Título: Grau de investimento coroa processo de estabilização
Autor:
Fonte: Valor Econômico, 05/05/2008, Opinião, p. A10

A promoção do Brasil a grau de investimento, conforme anunciou na quarta-feira a agência de risco Standard & Poor's, vem coroar um processo, já longo, de estabilização monetária e de contenção dos níveis inflacionários que resultou mais recentemente em um período de taxas vigorosas de crescimento econômico. A obtenção pelo país deste "selo de qualidade" da sua solvência deve significar uma melhora importante das condições de tomada de recursos pelas empresas nos mercados internacionais, contribuindo dessa forma para aprofundar a tendência já observada nos últimos anos de maiores investimentos, em especial para ampliação da capacidade produtiva. É um momento de comemoração, mas que enseja também uma pausa para reflexão. Já que as reformas adotadas na economia permitiram resultados tão animadores, não seria agora a vez de mudanças estruturais que permitissem avanços igualmente expressivos em setores onde o Brasil ainda continua devendo muito aos seus cidadãos, em especial nas áreas de educação e saúde?

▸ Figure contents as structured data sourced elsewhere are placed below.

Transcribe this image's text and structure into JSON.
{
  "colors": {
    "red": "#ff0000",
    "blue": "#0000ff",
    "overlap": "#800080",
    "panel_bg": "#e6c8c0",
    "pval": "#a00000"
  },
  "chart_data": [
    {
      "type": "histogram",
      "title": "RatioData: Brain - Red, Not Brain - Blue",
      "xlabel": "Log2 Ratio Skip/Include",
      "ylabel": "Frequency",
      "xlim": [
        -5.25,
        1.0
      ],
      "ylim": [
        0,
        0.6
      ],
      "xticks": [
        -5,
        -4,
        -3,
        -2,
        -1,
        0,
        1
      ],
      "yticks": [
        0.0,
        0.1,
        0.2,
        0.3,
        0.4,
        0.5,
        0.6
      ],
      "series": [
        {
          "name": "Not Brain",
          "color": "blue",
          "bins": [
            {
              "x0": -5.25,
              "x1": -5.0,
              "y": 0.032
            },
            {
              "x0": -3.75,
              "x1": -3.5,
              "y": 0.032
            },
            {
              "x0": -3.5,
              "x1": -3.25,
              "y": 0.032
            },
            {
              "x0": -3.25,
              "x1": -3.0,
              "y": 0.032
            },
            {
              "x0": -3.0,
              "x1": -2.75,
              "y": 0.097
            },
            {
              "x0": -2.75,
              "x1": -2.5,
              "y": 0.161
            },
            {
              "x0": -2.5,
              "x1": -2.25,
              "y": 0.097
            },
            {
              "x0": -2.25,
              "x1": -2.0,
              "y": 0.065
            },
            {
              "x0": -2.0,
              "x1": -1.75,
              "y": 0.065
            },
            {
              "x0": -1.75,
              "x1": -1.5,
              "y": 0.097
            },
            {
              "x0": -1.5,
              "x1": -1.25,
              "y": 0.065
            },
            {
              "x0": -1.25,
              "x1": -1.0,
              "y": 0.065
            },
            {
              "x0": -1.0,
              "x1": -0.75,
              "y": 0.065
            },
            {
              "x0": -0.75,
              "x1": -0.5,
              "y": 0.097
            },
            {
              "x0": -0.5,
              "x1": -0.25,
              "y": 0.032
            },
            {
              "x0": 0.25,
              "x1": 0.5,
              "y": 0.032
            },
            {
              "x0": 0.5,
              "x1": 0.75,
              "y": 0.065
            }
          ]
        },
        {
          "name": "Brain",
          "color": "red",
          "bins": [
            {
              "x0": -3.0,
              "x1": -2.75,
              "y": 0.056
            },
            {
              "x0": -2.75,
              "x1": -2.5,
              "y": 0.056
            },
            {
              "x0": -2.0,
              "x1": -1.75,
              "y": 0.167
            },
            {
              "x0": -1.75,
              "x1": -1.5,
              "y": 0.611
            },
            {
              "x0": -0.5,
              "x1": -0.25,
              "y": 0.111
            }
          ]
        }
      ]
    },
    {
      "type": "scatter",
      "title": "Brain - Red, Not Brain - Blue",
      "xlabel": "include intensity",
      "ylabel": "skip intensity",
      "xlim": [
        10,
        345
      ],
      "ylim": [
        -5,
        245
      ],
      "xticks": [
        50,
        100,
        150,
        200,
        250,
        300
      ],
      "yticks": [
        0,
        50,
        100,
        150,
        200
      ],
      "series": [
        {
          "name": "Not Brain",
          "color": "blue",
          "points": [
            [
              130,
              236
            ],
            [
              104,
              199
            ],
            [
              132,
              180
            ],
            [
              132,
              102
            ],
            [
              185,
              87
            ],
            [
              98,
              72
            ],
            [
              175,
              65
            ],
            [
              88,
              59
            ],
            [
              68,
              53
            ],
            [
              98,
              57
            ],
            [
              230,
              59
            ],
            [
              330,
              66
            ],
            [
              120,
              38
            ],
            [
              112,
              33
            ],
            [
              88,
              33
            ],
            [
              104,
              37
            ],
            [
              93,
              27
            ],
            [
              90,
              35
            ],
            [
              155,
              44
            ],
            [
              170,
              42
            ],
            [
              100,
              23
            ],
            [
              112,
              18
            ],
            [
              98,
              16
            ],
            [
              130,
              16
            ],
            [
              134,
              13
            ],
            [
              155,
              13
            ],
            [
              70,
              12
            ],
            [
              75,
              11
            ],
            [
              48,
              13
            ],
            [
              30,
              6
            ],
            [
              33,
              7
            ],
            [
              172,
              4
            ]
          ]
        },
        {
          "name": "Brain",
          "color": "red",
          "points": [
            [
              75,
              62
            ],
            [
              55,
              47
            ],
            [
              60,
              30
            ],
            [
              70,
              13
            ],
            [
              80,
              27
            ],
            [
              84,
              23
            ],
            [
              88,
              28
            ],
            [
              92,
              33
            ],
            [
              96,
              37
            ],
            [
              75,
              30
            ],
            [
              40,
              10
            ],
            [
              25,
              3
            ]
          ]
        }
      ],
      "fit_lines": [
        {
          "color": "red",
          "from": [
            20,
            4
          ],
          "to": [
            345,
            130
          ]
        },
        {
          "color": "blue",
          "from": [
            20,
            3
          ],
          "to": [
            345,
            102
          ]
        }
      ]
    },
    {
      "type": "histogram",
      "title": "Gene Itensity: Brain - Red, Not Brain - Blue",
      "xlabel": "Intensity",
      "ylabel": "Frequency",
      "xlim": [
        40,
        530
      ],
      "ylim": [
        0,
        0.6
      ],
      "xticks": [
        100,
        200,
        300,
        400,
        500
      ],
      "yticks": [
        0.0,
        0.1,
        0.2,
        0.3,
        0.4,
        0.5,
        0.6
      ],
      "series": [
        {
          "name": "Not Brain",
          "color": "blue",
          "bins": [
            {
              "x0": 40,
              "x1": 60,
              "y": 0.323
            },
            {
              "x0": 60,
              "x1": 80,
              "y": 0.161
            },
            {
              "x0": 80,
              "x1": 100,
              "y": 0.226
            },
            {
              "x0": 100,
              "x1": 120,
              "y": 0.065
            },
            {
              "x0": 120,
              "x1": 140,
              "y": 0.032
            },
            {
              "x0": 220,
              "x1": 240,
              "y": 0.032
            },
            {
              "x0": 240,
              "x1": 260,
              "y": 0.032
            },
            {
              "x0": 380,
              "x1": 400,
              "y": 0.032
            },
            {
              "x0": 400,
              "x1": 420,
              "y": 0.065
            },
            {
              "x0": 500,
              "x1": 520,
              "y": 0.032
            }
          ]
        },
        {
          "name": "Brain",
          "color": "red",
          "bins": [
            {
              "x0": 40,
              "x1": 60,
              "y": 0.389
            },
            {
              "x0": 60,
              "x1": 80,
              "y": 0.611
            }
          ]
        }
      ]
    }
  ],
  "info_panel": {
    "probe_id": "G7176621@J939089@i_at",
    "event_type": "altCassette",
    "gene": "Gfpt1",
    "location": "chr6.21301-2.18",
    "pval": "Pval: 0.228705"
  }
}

A nota dada pela Standard & Poor's ao Brasil significa que o país subiu um degrau - muito importante - nas suas avaliações, mas há ainda muito a avançar nessa escalada. O Brasil subiu do "BB+", último degrau do nível especulativo, para o "BBB-". Ainda faltam nove degraus para a nota máxima "AAA", do menor risco de crédito. O país ainda é considerado investimento especulativo pela Moody's e pela Fitch Ratings. Em geral, as outras agências seguem o exemplo da pioneira na alteração da nota, depois de alguns meses. O risco de crédito é definido como a probabilidade de que um tomador de recursos não queira ou não possa cumprir seus compromissos de dívida. Para classificar esse risco, as agências de rating usam indicadores financeiros e econômicos. Mas as notas são dadas, em última instância, de acordo com critérios subjetivos dos analistas contratados pelas agências, que muito freqüentemente erram.

O rating do Brasil era mais baixo do que o da Argentina até o país vizinho decretar moratória, no final de 2001, e o Brasil continuar honrando seus compromissos. As carteiras com títulos vinculados às hipotecas de alto risco nos Estados Unidos tinham notas "AAA" e foram contaminadas pela inadimplência crescente dos mutuários na hora que os juros da prestação da casa própria começaram a subir. Apesar dos erros atribuídos às agencias de risco, os investidores continuam a dar importância aos ratings, pois se considera que suas notas são uma referência em uma situação em que avaliações comparativas são raras. Bancos centrais, governos e empresários também acabam levando em consideração as ponderações das agências na hora de investir porque é impossível para essas organizações manter equipes de análise de crédito amplas o suficiente para avaliar o risco de governos dos países, Estados, municípios e das empresas.

Na verdade, a decisão da Standard & Poor's de conceder a classificação "BBB-" ao Brasil era considerada uma questão de tempo, uma vez que a inflação caiu e o governo vem apresentando consistentemente superávits orçamentários primários - antes do pagamento das dívidas. A retirada do nome do Brasil da lista de do grau especulativo, ou "junk", é importante pois permitirá aos maiores fundos de pensão e seguradoras investir no país. Muitas dessas instituições não podem canalizar fundos para países com classificação inferior à de investment grade por causa do perigo dessas economias entrarem em default, o que acarretaria na perda de vastas somas de seus clientes.

Outro aspecto importante a ressaltar é que o mercado de ações do Brasil vem tendo este ano o melhor desempenho entre os principais países desenvolvidos e em desenvolvimento, com os investidores atentos a uma economia que continua crescendo a uma taxa saudável de 5%, na esteira da alta dos preços das commodities, que vêm ajudando a proteger o país da crise de crédito global. Esse comportamento da Bolsa de Valores de São Paulo favorece as empresas pela oportunidade de levantarem recursos para novos investimentos e, ao mesmo tempo, deve continuar a atrair um grande número de investidores, pulverizando o capital das companhias e ajudando na formação da poupança interna.